# [MULTIMEDIA] logiciels de multimedia simples

## 22decembre

Bonjour

Je suis à la recherche d'une série de logiciels simples pour la vie de tous les jours pour manipuler ses petits médias.

On a tous fait des videos avec le iPhone ou la camera qui se retrouvaient tournées de 90°. N'importe quel logiciel de visualisation d'image peut tourner les photos et les enregistrer avec un bête bouton. Pourquoi on a pas ça avec un logiciel video ?

De même pour le scan. Xsane a trente boutons et x fonctions... Par comparaison mon logiciel sur windows, pour le même scanner, a deux ou trois boutons...

Je lance le sujet, j'espère que ça ira loin ... !

----------

## Trapamoosch

VLC permet de lire ses vidéos avec différents effets, dont la rotation (menu Outils, Liste des effets et filtres).

----------

## 22decembre

mais ne permet pas d'enregistrer le fichier !

----------

## xaviermiller

Pour des retouches vidéo :

- avidemux

- kdenlive

----------

## 22decembre

t'as déjà essayé d'utilser ces soft "simplement" ?

Pour faire de l'édition video et envoyer ton film sur youtube c'est bien (j'ai fabriqué un film du petit chaperon rouge avec) ! Mais y a pas de fonction "tourner le film de 90 °"...

Ou alors je sais pas m'en servir, ce qui est tout aussi probable, mais dans ce cas, c'est une doc "simple" qu'il manque !

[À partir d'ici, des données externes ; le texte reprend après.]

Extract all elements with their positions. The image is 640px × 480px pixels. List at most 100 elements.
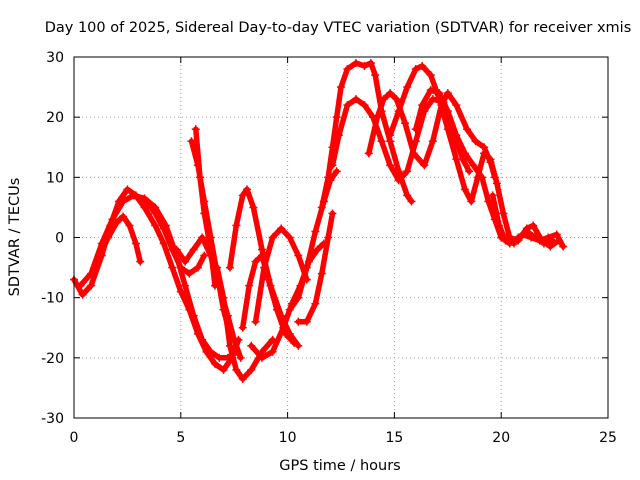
series-line [489,192,566,250]
data-point [480,149,489,158]
data-point [477,173,486,182]
data-point [426,71,435,80]
data-point [151,221,160,230]
data-point [343,101,352,110]
data-point [377,137,386,146]
data-point [129,191,138,200]
y-tick-label: 30 [46,50,64,66]
data-point [469,161,478,170]
data-point [251,257,260,266]
data-point [302,317,311,326]
data-point [501,236,510,245]
data-point [232,221,241,230]
data-point [401,119,410,128]
data-point [210,359,219,368]
data-point [198,335,207,344]
data-point [332,167,341,176]
data-point [334,131,343,140]
data-point [225,263,234,272]
data-point [420,161,429,170]
data-point [294,341,303,350]
series-track-l [251,224,311,326]
x-tick-label: 5 [176,430,185,446]
data-point [238,323,247,332]
axes: 0 5 10 15 20 25 -30 -20 -10 0 10 20 30 [41,50,617,446]
data-point [142,197,151,206]
series-track-o [317,59,416,212]
data-point [260,263,269,272]
data-point [257,353,266,362]
data-point [495,221,504,230]
data-point [131,239,140,248]
data-point [236,353,245,362]
x-axis-label: GPS time / hours [279,458,400,474]
data-point [151,209,160,218]
data-point [272,305,281,314]
data-point [360,101,369,110]
x-tick-label: 15 [385,430,403,446]
y-tick-label: 20 [46,110,64,126]
data-point [238,191,247,200]
data-point [123,185,132,194]
data-point [403,191,412,200]
series-track-d [134,194,209,278]
data-point [225,341,234,350]
data-point [210,281,219,290]
data-point [198,233,207,242]
data-point [452,155,461,164]
data-point [443,125,452,134]
data-series [70,59,568,383]
data-point [510,239,519,248]
data-point [435,89,444,98]
data-point [488,191,497,200]
data-point [219,293,228,302]
data-point [386,161,395,170]
data-point [294,317,303,326]
data-point [403,83,412,92]
data-point [317,203,326,212]
data-point [136,257,145,266]
data-point [196,173,205,182]
series-track-n [294,209,337,326]
data-point [392,95,401,104]
data-point [559,242,568,251]
data-point [215,353,224,362]
data-point [467,197,476,206]
data-point [418,62,427,71]
data-point [268,347,277,356]
data-point [245,281,254,290]
data-point [311,299,320,308]
data-point [411,65,420,74]
data-point [465,167,474,176]
data-point [108,215,117,224]
data-point [134,194,143,203]
data-point [418,101,427,110]
data-point [159,224,168,233]
data-point [518,230,527,239]
data-point [206,347,215,356]
data-point [452,131,461,140]
series-track-g [191,125,219,290]
data-point [332,113,341,122]
data-point [247,341,256,350]
y-axis-label: SDTVAR / TECUs [7,178,23,297]
data-point [181,281,190,290]
data-point [159,239,168,248]
data-point [313,245,322,254]
data-point [95,251,104,260]
data-point [460,185,469,194]
y-tick-label: 0 [55,231,64,247]
series-line [413,87,556,247]
data-point [140,203,149,212]
data-point [351,59,360,68]
data-point [351,95,360,104]
data-point [499,209,508,218]
y-tick-label: -10 [41,291,64,307]
x-tick-label: 25 [599,430,617,446]
data-point [426,86,435,95]
y-tick-label: 10 [46,170,64,186]
data-point [189,245,198,254]
data-point [460,149,469,158]
data-point [249,203,258,212]
data-point [87,269,96,278]
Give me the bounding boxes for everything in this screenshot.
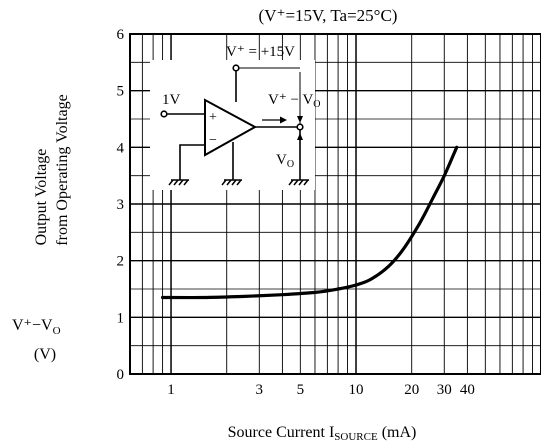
op-amp-schematic: V⁺ = +15V + − 1V bbox=[150, 44, 321, 190]
inverting-wire bbox=[179, 144, 205, 180]
ground-icon bbox=[221, 179, 242, 186]
output-arrowhead-icon bbox=[280, 116, 287, 124]
x-axis-label-subscript: SOURCE bbox=[334, 431, 378, 442]
supply-terminal-icon bbox=[232, 64, 240, 72]
y-axis-label-line1: Output Voltage bbox=[33, 149, 50, 246]
vo-label: VO bbox=[276, 152, 294, 170]
y-tick-label: 1 bbox=[117, 310, 125, 326]
y-axis-symbol-text: V⁺−V bbox=[12, 317, 53, 334]
input-terminal-icon bbox=[160, 110, 168, 118]
diff-label-subscript: O bbox=[313, 99, 320, 110]
diff-label: V⁺ − VO bbox=[268, 92, 321, 110]
y-axis-symbol-subscript: O bbox=[53, 325, 61, 337]
x-tick-label: 1 bbox=[167, 382, 175, 398]
diff-arrowhead-icon bbox=[297, 116, 303, 123]
y-tick-label: 0 bbox=[117, 367, 125, 383]
input-label: 1V bbox=[162, 92, 181, 108]
y-tick-label: 2 bbox=[117, 254, 125, 270]
vo-label-subscript: O bbox=[287, 159, 294, 170]
output-terminal-icon bbox=[296, 123, 304, 131]
y-axis-label-line2: from Operating Voltage bbox=[54, 94, 71, 245]
x-tick-label: 30 bbox=[437, 382, 452, 398]
chart-title: (V⁺=15V, Ta=25°C) bbox=[259, 6, 398, 25]
y-tick-label: 3 bbox=[117, 197, 125, 213]
series-layer bbox=[161, 145, 459, 300]
op-amp-icon bbox=[204, 98, 258, 157]
x-axis-label-symbol: I bbox=[329, 424, 334, 441]
tick-labels: 0 1 2 3 4 5 6 1 3 5 10 20 30 40 bbox=[117, 27, 475, 398]
ground-icon bbox=[288, 179, 309, 186]
x-tick-label: 20 bbox=[404, 382, 419, 398]
minus-input-sign: − bbox=[209, 133, 217, 148]
x-tick-label: 3 bbox=[256, 382, 264, 398]
plus-input-sign: + bbox=[209, 110, 217, 125]
x-axis-label: Source Current ISOURCE (mA) bbox=[228, 424, 417, 442]
y-axis-unit: (V) bbox=[34, 346, 56, 363]
y-tick-label: 5 bbox=[117, 84, 125, 100]
x-axis-label-unit: (mA) bbox=[378, 424, 417, 441]
vo-label-text: V bbox=[276, 152, 287, 168]
y-tick-label: 4 bbox=[117, 140, 125, 156]
x-axis-label-prefix: Source Current bbox=[228, 424, 329, 441]
x-tick-label: 5 bbox=[297, 382, 305, 398]
y-axis-label-symbol: V⁺−VO bbox=[12, 317, 61, 337]
x-tick-label: 10 bbox=[349, 382, 364, 398]
y-tick-label: 6 bbox=[117, 27, 125, 43]
series-line bbox=[161, 145, 459, 300]
plot-frame bbox=[129, 33, 541, 375]
vo-arrowhead-icon bbox=[297, 133, 303, 140]
diff-label-text: V⁺ − V bbox=[268, 92, 313, 108]
x-tick-label: 40 bbox=[460, 382, 475, 398]
ground-icon bbox=[168, 179, 189, 186]
supply-label: V⁺ = +15V bbox=[226, 44, 295, 60]
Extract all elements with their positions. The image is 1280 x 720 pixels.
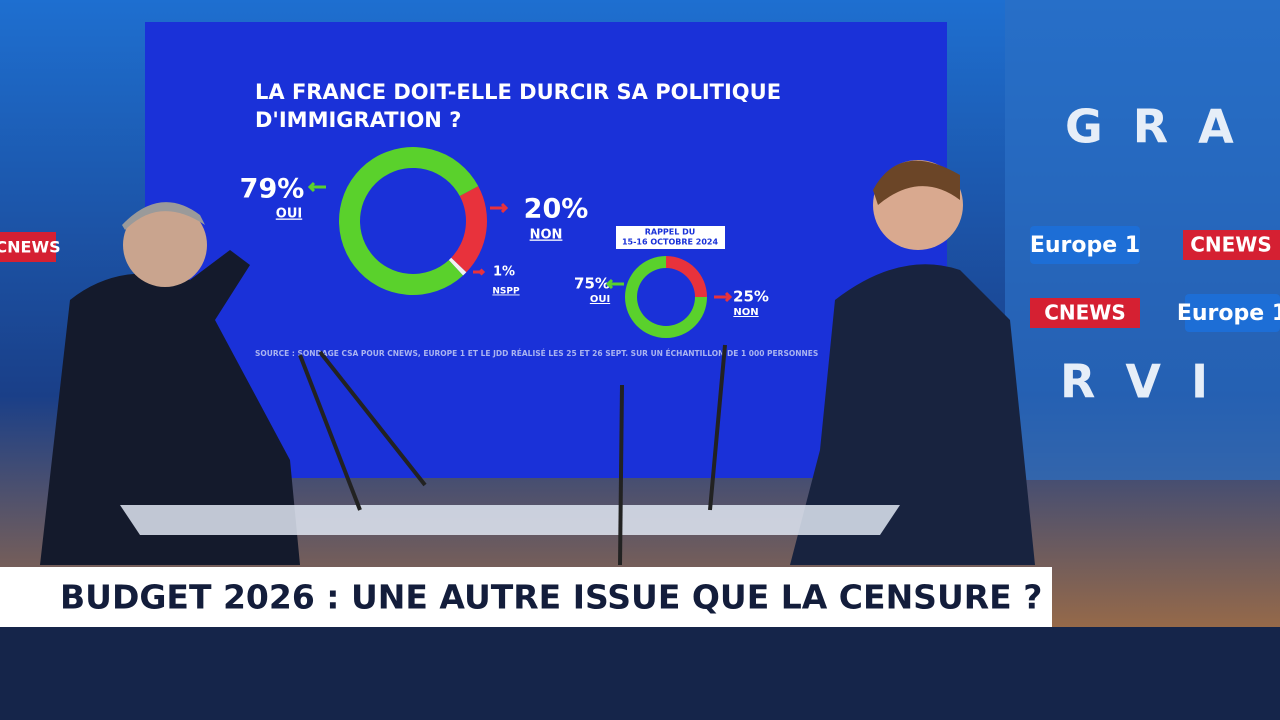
- presenter-right: [790, 264, 1035, 565]
- pie-slice: [339, 146, 479, 295]
- banner-title: BUDGET 2026 : UNE AUTRE ISSUE QUE LA CEN…: [60, 578, 1042, 617]
- arrow: [714, 291, 733, 303]
- category-label: OUI: [276, 207, 302, 222]
- chart-title: LA FRANCE DOIT-ELLE DURCIR SA POLITIQUE D…: [255, 80, 781, 132]
- chart-subtitle: 15-16 OCTOBRE 2024: [622, 238, 719, 247]
- chart-subtitle: RAPPEL DU: [645, 228, 696, 237]
- screen: [145, 22, 947, 478]
- logo: CNEWS: [1190, 233, 1272, 257]
- category-label: NON: [530, 228, 563, 243]
- microphone: [618, 384, 624, 566]
- pie-slice: [448, 257, 467, 276]
- logo-box: [0, 232, 56, 262]
- hair: [873, 160, 960, 205]
- microphone: [708, 344, 727, 511]
- logo: CNEWS: [1044, 301, 1126, 325]
- value-label: 79%: [240, 174, 305, 205]
- arrow: [605, 278, 624, 290]
- category-label: NSPP: [492, 287, 520, 297]
- value-label: 20%: [524, 194, 589, 225]
- value-label: 1%: [493, 265, 515, 280]
- logo: CNEWS: [0, 238, 61, 257]
- logo-box: [1030, 298, 1140, 328]
- category-label: OUI: [590, 294, 610, 305]
- value-label: 25%: [733, 288, 769, 306]
- arrow: [490, 202, 509, 214]
- source: SOURCE : SONDAGE CSA POUR CNEWS, EUROPE …: [255, 349, 818, 358]
- studio-floor: [0, 627, 1280, 720]
- presenter-left: [40, 250, 300, 565]
- arrow: [307, 181, 326, 193]
- banner: [0, 567, 1052, 627]
- logo-box: [1183, 230, 1280, 260]
- category-label: NON: [733, 307, 758, 318]
- pie-slice: [666, 256, 707, 297]
- subtitle-box: [616, 226, 725, 249]
- value-label: 75%: [574, 275, 610, 293]
- logo-box: [1030, 226, 1140, 264]
- hair: [122, 202, 205, 230]
- microphone: [298, 354, 362, 511]
- wall-letters: GRA: [1065, 100, 1264, 154]
- presenter-left-head: [123, 203, 207, 287]
- title-line: D'IMMIGRATION ?: [255, 108, 461, 132]
- microphone: [318, 350, 427, 487]
- arrow: [473, 268, 486, 276]
- wall-letters: RVI: [1060, 355, 1238, 409]
- logo-box: [1185, 294, 1280, 332]
- logo: Europe 1: [1030, 233, 1140, 258]
- title-line: LA FRANCE DOIT-ELLE DURCIR SA POLITIQUE: [255, 80, 781, 104]
- logo: Europe 1: [1177, 301, 1280, 326]
- desk: [120, 505, 900, 535]
- pie-slice: [451, 186, 488, 273]
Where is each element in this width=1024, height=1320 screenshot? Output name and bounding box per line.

En fait, je me rends compte que c'est un des defauts récurrents de Linux que je pointe : le manque de simplicité du zinzin pour l'utilisateur de base

----------

## Tom_

Pour Avidemux : http://forum.ubuntu-fr.org/viewtopic.php?id=112366 ...

----------

## xaviermiller

Oui, j'ai déjà utilisé avidemux. Il faut jouer avec des "filtres" pour manipuler la vidéo.

----------

## geekounet

Peux-tu mettre ton titre du topic en conformité avec les conventions de notre forum s'il te plait ? Merci  :Smile: 

----------